For many years, the goal to survive long enough to join the Century Club kept us going. As I grew weaker and sicker from lupus kidney failure, my desire to reach our goal grew stronger. Ten days after the IHC Oktoberfest Charity Show, I was in the hospital. In the first few weeks, I had a kidney transplant, vascular surgery for a blood clot, and lost my left leg below the knee. I was a hospital guest from Halloween to New Year’s Eve. Very festive.

I had to wait six months post-op to ride. Flash and I had speakerphone calls and friends brought him to my home for porch visits. When my six months was up, I could not leave the house because of Covid-19. A month later, my trainer, eventer Brittany Wilson, got me on Flash.

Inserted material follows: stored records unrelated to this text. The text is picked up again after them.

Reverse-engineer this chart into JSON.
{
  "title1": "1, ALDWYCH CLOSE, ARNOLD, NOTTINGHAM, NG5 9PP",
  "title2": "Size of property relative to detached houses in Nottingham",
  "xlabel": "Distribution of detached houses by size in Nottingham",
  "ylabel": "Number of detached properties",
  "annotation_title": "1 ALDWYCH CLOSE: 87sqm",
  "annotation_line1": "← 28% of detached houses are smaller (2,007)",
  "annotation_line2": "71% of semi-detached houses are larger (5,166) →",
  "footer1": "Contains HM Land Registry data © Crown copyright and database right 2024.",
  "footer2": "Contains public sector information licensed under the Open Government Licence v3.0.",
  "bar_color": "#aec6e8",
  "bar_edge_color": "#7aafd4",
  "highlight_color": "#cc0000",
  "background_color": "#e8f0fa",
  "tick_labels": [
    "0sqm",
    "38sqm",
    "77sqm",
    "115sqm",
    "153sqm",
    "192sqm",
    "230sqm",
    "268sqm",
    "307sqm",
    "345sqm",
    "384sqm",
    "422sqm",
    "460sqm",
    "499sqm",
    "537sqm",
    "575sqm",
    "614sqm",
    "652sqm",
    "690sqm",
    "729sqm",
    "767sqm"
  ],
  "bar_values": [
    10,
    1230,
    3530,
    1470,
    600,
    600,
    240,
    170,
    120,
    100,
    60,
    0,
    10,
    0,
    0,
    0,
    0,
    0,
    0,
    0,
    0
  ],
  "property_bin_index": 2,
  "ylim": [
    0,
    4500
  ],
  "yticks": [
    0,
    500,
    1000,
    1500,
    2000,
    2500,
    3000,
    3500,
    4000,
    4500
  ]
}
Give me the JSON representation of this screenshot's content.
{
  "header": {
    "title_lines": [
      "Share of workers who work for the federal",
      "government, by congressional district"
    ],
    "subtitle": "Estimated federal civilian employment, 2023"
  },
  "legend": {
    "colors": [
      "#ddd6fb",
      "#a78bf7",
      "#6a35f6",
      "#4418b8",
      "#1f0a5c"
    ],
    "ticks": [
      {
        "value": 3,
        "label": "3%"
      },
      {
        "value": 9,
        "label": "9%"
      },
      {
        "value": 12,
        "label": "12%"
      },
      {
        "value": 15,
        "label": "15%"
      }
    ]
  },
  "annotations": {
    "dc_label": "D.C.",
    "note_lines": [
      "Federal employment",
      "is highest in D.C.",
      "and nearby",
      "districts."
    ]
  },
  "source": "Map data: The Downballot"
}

With Brittany, two side walkers, and a gait belt, we went slowly but steadily back to independent riding.

Our Century Club 5-legged ride was a dream come true. Flash was a star. We rode Intro A at the walk and placed 8th out of 12. Of course, our trot elements were marked down, but he earned lovely scores for everything else. The Century Club ceremony at the scenic Hoosier Horse Park was a time for tears. I am so grateful for and proud of this honor. There were no spectators in the stands, but I had a personal cheering section: my trainer and caring helpers. Judge Lynne Bergh and I were photographed wearing our masks. We were all smiling, and you will just have to trust me on that. Flash declined the mask and was handsome as ever.

Mary Ann and Flash rode Introductory Level-Test A  to complete their Century Club ride on July 5, 2020.